Every word is a symbol.  So are many gesture and sounds, and certain objects that have flexibility of meaning.  There are fascinating and contrasting theories about how humans began to use symbols - particulary language.  But human civilization evolved because of this ability to create and hold symbol versions of the world in our minds and to reach agreement with others to share a symbol.

Of course, other animals make sounds in the middle of action or excitement. 

The human mind is capable of holding and using very complex symbols. 

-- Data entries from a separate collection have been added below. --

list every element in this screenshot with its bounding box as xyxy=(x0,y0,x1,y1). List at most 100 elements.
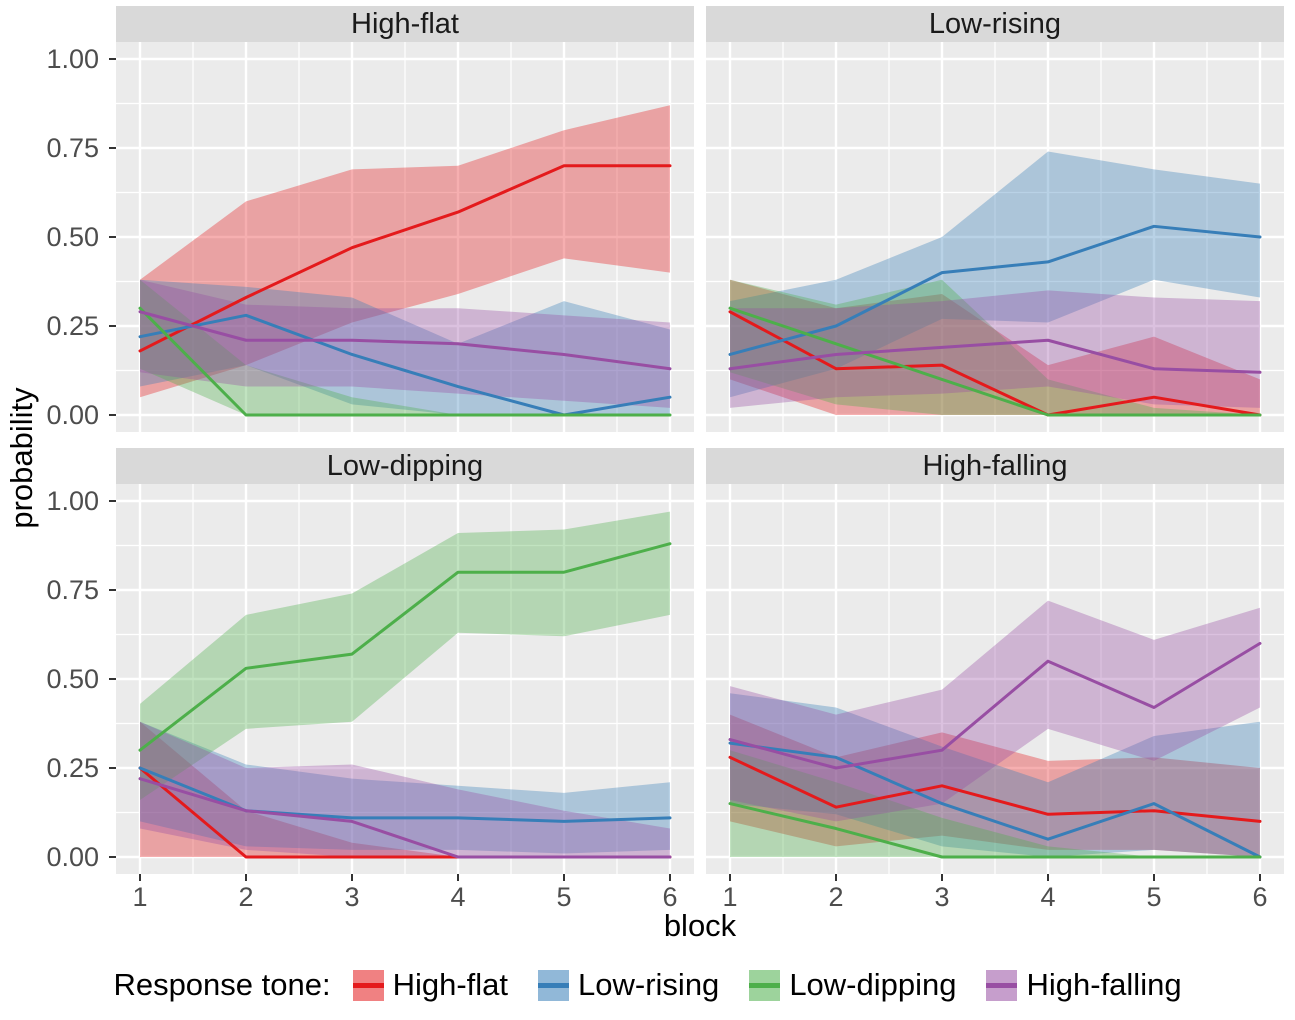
y-tick-mark xyxy=(109,589,116,591)
legend-key-line xyxy=(986,982,1018,988)
legend-key-swatch xyxy=(986,969,1018,1001)
y-tick-mark xyxy=(109,856,116,858)
line-high-falling xyxy=(728,641,1262,770)
x-tick-mark xyxy=(1259,874,1261,881)
x-axis-title: block xyxy=(663,908,737,943)
y-tick-label: 1.00 xyxy=(46,486,99,516)
legend-entry-low-rising: Low-rising xyxy=(538,967,719,1003)
y-tick-label: 0.00 xyxy=(46,400,99,430)
line-low-dipping xyxy=(138,542,672,752)
x-tick-mark xyxy=(835,874,837,881)
x-tick-label: 2 xyxy=(828,882,844,912)
y-tick-label: 0.25 xyxy=(46,753,99,783)
legend-key-swatch xyxy=(538,969,570,1001)
y-tick-label: 0.75 xyxy=(46,133,99,163)
x-tick-mark xyxy=(729,874,731,881)
x-tick-label: 6 xyxy=(662,882,678,912)
x-tick-label: 4 xyxy=(450,882,466,912)
line-high-falling xyxy=(728,338,1262,374)
x-tick-label: 3 xyxy=(934,882,950,912)
x-tick-mark xyxy=(1153,874,1155,881)
y-tick-mark xyxy=(109,147,116,149)
x-tick-mark xyxy=(457,874,459,881)
x-tick-mark xyxy=(245,874,247,881)
x-tick-label: 5 xyxy=(1146,882,1162,912)
facet-panel-high-flat: High-flat xyxy=(116,6,694,432)
legend-label: Low-rising xyxy=(578,967,720,1002)
x-tick-mark xyxy=(139,874,141,881)
y-tick-label: 1.00 xyxy=(46,44,99,74)
x-tick-label: 1 xyxy=(132,882,148,912)
legend: Response tone: High-flat Low-rising Low-di… xyxy=(0,958,1295,1012)
ribbon-high-falling xyxy=(140,279,670,408)
ribbon-low-dipping xyxy=(140,511,670,801)
y-tick-label: 0.75 xyxy=(46,575,99,605)
legend-label: High-falling xyxy=(1026,967,1182,1002)
ribbon-high-falling xyxy=(730,600,1260,822)
legend-entry-low-dipping: Low-dipping xyxy=(749,967,956,1003)
plot-area xyxy=(116,484,694,874)
y-tick-label: 0.50 xyxy=(46,222,99,252)
x-tick-label: 5 xyxy=(556,882,572,912)
y-tick-label: 0.25 xyxy=(46,311,99,341)
legend-key-swatch xyxy=(352,969,384,1001)
facet-strip-label: High-falling xyxy=(706,448,1284,484)
ribbon-high-falling xyxy=(140,721,670,857)
ribbon-low-rising xyxy=(730,151,1260,398)
ribbon-high-flat xyxy=(140,721,670,857)
facet-strip-label: Low-rising xyxy=(706,6,1284,42)
legend-entry-high-flat: High-flat xyxy=(352,967,509,1003)
legend-title: Response tone: xyxy=(113,967,331,1002)
x-tick-mark xyxy=(941,874,943,881)
x-tick-label: 4 xyxy=(1040,882,1056,912)
x-axis-ticks-col1: 1 2 3 4 5 6 xyxy=(116,874,694,912)
y-axis-ticks-row1: 0.00 0.25 0.50 0.75 1.00 xyxy=(38,42,116,432)
legend-key-line xyxy=(749,982,781,988)
x-tick-mark xyxy=(669,874,671,881)
ribbon-high-falling xyxy=(730,290,1260,408)
x-tick-label: 2 xyxy=(238,882,254,912)
legend-entry-high-falling: High-falling xyxy=(986,967,1182,1003)
line-low-dipping xyxy=(728,802,1262,859)
y-tick-mark xyxy=(109,236,116,238)
legend-entries: High-flat Low-rising Low-dipping High-falli… xyxy=(352,967,1182,1003)
legend-label: High-flat xyxy=(392,967,509,1002)
facet-panel-low-dipping: Low-dipping xyxy=(116,448,694,874)
plot-area xyxy=(706,484,1284,874)
ribbon-low-rising xyxy=(730,693,1260,857)
line-high-falling xyxy=(138,777,672,859)
facet-panel-low-rising: Low-rising xyxy=(706,6,1284,432)
line-low-rising xyxy=(138,313,672,417)
line-low-rising xyxy=(138,766,672,823)
y-axis-title: probability xyxy=(4,387,39,529)
y-tick-mark xyxy=(109,414,116,416)
y-tick-mark xyxy=(109,325,116,327)
legend-label: Low-dipping xyxy=(789,967,957,1002)
y-tick-label: 0.50 xyxy=(46,664,99,694)
x-axis-ticks-col2: 1 2 3 4 5 6 xyxy=(706,874,1284,912)
line-high-flat xyxy=(728,310,1262,417)
line-low-dipping xyxy=(728,306,1262,417)
y-axis-ticks-row2: 0.00 0.25 0.50 0.75 1.00 xyxy=(38,484,116,874)
legend-key-swatch xyxy=(749,969,781,1001)
line-low-rising xyxy=(728,224,1262,356)
ribbon-low-dipping xyxy=(730,750,1260,857)
ribbon-high-flat xyxy=(730,714,1260,857)
x-tick-label: 6 xyxy=(1252,882,1268,912)
x-tick-label: 3 xyxy=(344,882,360,912)
x-tick-mark xyxy=(563,874,565,881)
line-low-dipping xyxy=(138,306,672,417)
y-tick-label: 0.00 xyxy=(46,842,99,872)
ribbon-low-dipping xyxy=(140,279,670,415)
facet-strip-label: High-flat xyxy=(116,6,694,42)
plot-area xyxy=(706,42,1284,432)
line-low-rising xyxy=(728,741,1262,859)
y-tick-mark xyxy=(109,678,116,680)
legend-key-line xyxy=(538,982,570,988)
ribbon-low-rising xyxy=(140,279,670,415)
y-tick-mark xyxy=(109,500,116,502)
x-tick-mark xyxy=(1047,874,1049,881)
line-high-falling xyxy=(138,310,672,371)
facet-strip-label: Low-dipping xyxy=(116,448,694,484)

Until the age of 12 or so, children are in the world of real things, playing and working and gaining a multitude of sensory experiences and rules about the world and its objects.  Play is a very good thing for children.  Beginning somewhere around age 12 to 14, young people gain the ability to 'move' objects into the mind and work with them. 

Symbols mean what we know about one thing can be applied to something similar.  We do not have to reinvent each wheel over and over again.  

Being a symbolic creature allows us to learn exponentially.  A mental symbol, like a magnet, picks up elements of other tangentially related things, and this wealth of relationships, sensory data and associations based on our history add to our understanding.

On an interpersonal level, symbols allow us to share information, stories, and ideas with other people.  Significantly, humans developed the means to "hold that thought" via mind-symbol and make it reemerge through language-symbol, at a later point in time and in another person.